Lesson 3 Reflections - How to use Git and Github - Udacity

GITHUB is a website which makes it easier for anyone to share their entire repository.

When interacting with GitHub, the information whcih we send and receive are in the form of Git commits.Hence, the changes must be staged and committed before they can be sent.

If there is only one remote in the repository, then it is standard to name it as ORIGIN.

GIT REMOTE is the command to create a new remote:

    git remote add origin https://github.com/therealmccoy/reflections.git

git remote -v

    -v stands for verbose, which means git would now supply more information about the remote.

In most cases the (fetch) and (push) url of the remote would be the same.

In order to send the changes to remote, the command used is GIT REMOTE. It takes two arguments, the remote where the changes need to be pushed and the name of the local branch which is to be pushed.

    git push origin master

By default the name of the branch pushed to remote on Guthub would also have the same name.

TIL: When creating an empty repository on GitHub, it is important to keep it clean, without adding any Read.me or license, if the local repository, does not have it, else, the first push would not work, since remote has some files, which are not present locally, and hence first the files need to be fetched.

TIL: Even though, if remote is deleted on Github and a new repository with the same name is created again, the remote locally would not point it to that url, unless, the url is set via:

    git remote set-url origin git://new.url.here

TIL: Saving Github credentials in Git

    Turn on the credential helper so that Git will save your password in memory for some time. By default, Git will cache your password for 15 minutes.

    On the command line, enter the following:

    git config --global credential.helper cache
    # Set git to use the credential memory cache

    To change the default password cache timeout, enter the following:

    git config --global credential.helper 'cache --timeout=3600'
    # Set the cache to timeout after 1 hour (setting is in seconds)

QUE 1: When would you want to use a remote repository rather than keeping all your work local?

ANS 1: When I would like to share my codebase with some one else or when there are multiple collaborators on my project.

A REMOTE in the local repository, is basically a reference to another repository.

When a repository os cloned, a remote is set up automatically. So CLONE operates on REMOTE.

QUE 2: Why might you want to always pull changes manually rather than having Git automatically stay up-to-date with your remote repository?

ANS 2: This is so that I may have control, when to pull contents created or added by others into my own codebase.

FORKING is making a copy of someone else's work on GitHub servers, before downloading it the local repository.

When a CLONE is made, not only a remote ORIGIN is created in the local repository but it also points to the repository from where it was cloned.

QUE 3: Describe the differences between forks, clones, and branches.
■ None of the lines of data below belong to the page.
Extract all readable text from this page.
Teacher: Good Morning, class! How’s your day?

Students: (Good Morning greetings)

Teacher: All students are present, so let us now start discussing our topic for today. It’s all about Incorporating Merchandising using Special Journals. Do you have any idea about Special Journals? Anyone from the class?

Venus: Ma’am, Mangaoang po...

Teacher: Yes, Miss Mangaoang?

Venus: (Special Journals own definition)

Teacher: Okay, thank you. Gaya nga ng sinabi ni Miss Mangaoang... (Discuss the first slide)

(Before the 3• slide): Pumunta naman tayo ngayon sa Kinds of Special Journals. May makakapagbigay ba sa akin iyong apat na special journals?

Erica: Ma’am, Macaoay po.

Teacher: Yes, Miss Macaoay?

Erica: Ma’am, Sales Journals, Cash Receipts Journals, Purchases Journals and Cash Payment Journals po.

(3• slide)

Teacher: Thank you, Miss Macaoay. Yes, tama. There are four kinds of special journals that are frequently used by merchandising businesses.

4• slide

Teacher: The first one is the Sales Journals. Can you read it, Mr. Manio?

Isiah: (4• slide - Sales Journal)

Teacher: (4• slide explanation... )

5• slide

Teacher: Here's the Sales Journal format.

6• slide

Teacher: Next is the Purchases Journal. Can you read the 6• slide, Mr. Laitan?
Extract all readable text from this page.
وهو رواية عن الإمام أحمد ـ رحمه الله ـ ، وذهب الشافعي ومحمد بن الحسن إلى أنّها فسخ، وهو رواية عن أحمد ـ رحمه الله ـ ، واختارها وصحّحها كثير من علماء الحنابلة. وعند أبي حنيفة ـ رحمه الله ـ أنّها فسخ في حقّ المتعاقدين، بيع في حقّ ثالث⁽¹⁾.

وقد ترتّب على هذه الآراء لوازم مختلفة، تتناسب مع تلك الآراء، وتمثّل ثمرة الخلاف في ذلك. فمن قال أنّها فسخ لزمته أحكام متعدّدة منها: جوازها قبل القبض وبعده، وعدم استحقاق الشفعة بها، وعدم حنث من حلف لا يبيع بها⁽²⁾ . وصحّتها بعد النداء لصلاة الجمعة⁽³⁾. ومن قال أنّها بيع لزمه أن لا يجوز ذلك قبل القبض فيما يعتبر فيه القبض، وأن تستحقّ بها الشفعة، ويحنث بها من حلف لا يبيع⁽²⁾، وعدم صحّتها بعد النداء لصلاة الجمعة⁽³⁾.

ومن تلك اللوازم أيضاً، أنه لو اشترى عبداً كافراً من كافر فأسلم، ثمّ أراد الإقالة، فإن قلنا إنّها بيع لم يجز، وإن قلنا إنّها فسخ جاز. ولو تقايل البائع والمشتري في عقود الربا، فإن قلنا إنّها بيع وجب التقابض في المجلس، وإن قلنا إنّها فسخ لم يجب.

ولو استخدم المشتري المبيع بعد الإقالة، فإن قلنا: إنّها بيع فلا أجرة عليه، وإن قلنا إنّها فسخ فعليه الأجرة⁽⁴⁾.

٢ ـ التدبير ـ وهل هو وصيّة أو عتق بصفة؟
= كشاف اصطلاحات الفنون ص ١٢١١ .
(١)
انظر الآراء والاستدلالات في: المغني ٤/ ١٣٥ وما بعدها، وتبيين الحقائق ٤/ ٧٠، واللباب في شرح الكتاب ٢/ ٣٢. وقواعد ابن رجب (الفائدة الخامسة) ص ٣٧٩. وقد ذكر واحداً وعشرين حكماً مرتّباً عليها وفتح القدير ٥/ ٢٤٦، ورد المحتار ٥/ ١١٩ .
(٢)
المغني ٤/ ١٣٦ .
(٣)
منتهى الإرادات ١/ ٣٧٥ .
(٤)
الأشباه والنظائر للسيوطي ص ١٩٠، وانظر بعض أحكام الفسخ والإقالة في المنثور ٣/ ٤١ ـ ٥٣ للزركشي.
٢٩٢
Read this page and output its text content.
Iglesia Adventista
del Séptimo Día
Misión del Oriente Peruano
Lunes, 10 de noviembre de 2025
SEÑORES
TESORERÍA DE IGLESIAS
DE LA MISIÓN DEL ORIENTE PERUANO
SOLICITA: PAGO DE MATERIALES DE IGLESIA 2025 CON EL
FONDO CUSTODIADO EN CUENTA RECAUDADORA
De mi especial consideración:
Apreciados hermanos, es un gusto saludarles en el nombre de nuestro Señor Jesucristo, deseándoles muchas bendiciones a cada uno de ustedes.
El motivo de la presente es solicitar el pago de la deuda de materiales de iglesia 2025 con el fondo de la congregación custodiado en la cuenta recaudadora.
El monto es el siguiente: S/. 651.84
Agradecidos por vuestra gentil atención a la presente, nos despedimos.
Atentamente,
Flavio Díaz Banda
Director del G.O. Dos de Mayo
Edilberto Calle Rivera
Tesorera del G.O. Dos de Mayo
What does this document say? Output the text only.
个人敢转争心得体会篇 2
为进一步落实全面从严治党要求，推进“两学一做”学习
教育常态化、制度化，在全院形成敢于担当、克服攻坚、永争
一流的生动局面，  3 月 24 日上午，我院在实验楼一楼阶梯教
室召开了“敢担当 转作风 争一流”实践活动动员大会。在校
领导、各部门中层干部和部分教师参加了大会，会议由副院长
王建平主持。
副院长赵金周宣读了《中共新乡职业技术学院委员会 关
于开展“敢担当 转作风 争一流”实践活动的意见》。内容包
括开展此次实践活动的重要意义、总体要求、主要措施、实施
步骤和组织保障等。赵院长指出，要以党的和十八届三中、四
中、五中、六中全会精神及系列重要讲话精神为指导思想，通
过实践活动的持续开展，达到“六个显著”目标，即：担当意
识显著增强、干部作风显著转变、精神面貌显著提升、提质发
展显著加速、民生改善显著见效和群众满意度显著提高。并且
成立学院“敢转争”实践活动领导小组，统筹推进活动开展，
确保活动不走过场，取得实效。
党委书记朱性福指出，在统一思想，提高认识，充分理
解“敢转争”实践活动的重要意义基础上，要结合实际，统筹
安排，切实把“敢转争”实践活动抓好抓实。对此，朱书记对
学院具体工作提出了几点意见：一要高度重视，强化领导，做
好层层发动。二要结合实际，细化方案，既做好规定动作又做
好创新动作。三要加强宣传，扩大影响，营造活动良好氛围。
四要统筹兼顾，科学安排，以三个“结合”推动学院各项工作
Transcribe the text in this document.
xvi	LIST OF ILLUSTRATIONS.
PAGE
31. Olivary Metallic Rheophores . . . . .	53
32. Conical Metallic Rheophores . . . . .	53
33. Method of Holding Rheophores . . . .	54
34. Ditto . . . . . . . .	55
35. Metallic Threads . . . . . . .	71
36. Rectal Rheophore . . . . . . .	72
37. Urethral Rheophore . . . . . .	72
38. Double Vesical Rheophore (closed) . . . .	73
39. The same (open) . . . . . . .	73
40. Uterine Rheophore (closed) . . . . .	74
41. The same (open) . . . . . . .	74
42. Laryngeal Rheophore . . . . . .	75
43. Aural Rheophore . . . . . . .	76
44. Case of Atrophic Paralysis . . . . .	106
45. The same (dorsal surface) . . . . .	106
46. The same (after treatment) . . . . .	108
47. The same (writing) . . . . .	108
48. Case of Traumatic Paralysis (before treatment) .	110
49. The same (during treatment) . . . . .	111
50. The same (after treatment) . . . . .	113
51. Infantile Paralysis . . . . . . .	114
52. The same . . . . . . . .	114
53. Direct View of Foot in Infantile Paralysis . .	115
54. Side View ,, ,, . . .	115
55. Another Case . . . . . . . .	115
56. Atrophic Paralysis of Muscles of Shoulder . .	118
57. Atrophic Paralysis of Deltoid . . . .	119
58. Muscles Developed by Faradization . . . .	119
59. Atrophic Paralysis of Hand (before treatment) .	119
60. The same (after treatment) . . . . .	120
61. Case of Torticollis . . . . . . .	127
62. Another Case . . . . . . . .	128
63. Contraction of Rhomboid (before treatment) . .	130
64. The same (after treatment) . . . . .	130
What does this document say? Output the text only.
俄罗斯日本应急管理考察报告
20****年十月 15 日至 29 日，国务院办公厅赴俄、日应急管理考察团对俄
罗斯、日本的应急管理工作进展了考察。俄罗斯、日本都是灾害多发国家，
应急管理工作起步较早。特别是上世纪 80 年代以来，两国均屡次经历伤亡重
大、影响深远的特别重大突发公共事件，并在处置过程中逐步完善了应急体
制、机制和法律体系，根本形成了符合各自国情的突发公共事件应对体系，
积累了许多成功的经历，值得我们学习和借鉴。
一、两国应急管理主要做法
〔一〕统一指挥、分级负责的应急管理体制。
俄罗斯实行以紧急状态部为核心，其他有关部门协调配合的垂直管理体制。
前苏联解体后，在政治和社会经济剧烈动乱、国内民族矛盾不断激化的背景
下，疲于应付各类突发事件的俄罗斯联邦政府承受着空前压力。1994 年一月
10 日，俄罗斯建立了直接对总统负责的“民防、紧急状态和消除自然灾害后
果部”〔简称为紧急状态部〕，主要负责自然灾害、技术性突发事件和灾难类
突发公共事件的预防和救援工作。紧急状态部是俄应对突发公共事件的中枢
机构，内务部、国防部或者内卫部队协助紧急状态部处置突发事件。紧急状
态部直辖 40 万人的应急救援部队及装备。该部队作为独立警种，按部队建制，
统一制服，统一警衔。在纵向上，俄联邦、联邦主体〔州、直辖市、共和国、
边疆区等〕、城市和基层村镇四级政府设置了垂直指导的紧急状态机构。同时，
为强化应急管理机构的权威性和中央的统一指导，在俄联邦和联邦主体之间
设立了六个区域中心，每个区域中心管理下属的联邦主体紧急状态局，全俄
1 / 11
When would you use one instead of another?

ANS 3: FORK: When we copy someone else's work on GitHub servers, before downloading it to our local repository. It is very similar to CLONE. Essentially cloning the work on GitHub's server itself.

CLONES: When we copy some codebase from GitHub's servers to our local repository.

BRANCH: Branch is kind of essentially local cloning in the repository itself.

When we just want to have a look at the different files or some codebase of a repository, we FORK it.

When we want to make changes to that codebase, which has been FORKED, we CLONE it.

When we want to experimentally work on local repository, we BRANCH it.

GIT FETCH updates the local copy of the remote branch, leaving the original local master branch as it is.

git pull origin master == git fetch origin + git merge master origin/master

ORIGIN/MASTER shall point to the commit, which was there in the repository, when it was cloned. If I make any other commit, it becomes my MASTER branch.

The commit made by any other collaborator on the  GitHub would point towards the commit already there.

FAST FORWARD MERGE: Criteria: The branch we are merging INTO is an ancestor of the branch we are merging FROM.

QUE 4: What is the benefit of having a copy of the last known state of the remote stored locally?

ANS 5: We can always do GIT LOG and GIT DIFF and then find out the changes/updates.

QUE 6: How would you collaborate without using Git or GitHub? What would be easier, and what would be harder?

ANS 6: It would be very hard. Using combination of email and server requests and comments.

QUE 7: When would you want to make changes in a separate branch rather than directly in master? What benefits does each approach have?

ANS 7: If there are too many changes and collaborators, it is helpful to work with branches, than messing master.

when contributing to a public repository, it’s standard practice to make the changes in a non-master branch within the fork. This way, you can easily keep your master branch up-to-date with master of the original repository, and merge changes from master into your branch when you are ready.